Security implications

So in this last section I want to discuss some of the security implications of what I explained here. By default HDInsight encrypts the storage keys for all the initial accounts using a certificate which is generated for this cluster. This is good because these keys give wide access to everything in those accounts, so the more carefully guarded they are the better. Unfortunately this certificate isn't available outside the cluster so we couldn't do the same encryption ourselves, which means that whenever we passed those keys around we passed them in plain-text (the REST API is over SSL so it's not really plain-text over the wire).
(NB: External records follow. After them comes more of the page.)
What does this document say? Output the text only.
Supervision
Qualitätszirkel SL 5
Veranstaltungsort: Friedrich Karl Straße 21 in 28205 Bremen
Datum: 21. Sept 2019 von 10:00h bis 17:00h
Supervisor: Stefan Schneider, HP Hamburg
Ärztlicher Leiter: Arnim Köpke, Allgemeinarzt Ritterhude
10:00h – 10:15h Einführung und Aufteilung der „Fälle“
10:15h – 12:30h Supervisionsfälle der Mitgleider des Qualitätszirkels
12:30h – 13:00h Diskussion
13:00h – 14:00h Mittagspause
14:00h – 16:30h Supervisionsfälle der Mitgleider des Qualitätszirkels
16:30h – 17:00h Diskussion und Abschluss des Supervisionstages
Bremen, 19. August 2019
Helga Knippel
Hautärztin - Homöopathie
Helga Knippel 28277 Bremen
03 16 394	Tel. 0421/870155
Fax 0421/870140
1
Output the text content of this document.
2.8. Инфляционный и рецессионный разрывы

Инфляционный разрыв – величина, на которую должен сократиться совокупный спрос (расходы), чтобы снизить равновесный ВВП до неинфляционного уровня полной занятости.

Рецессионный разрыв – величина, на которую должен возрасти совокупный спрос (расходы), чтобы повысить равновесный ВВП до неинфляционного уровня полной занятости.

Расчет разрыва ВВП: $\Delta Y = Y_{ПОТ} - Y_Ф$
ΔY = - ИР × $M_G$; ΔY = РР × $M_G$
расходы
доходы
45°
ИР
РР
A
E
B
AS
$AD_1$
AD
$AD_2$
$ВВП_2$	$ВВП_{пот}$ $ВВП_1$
Also, all the job configuration is stored into job history files in the default container for the cluster, so after you run any of the example jobs here then look at your default container, you'll find a blob called something like "mapred/history/done/.../job_xxx_conf.xml" which contains those keys in plain sight (to anyone with access to that container).

So if you're running your job in someone else's cluster, you really need to assume they'll be able to access your keys if you use the techniques described here. Also even if this is your cluster, this is fairly sloppy key management to have your keys lying around like that in plain text (though I've been guilty of that myself for not-so-sensitive accounts).

A decent mitigation is to use shared access signatures instead of account keys. The basics are the same, except the configuration knob you want is "fs.azure.sas.youraccount.blob.core.windows.net" instead of "fs.azure.account.key.youraccount.blob.core.windows.net". This way if they key is compromised it's at least a granular key to a single container instead of the whole account. Of course for really sensitive data, you are probably better off just configuring the cluster with that account from the start so the keys are encrypted from the beginning.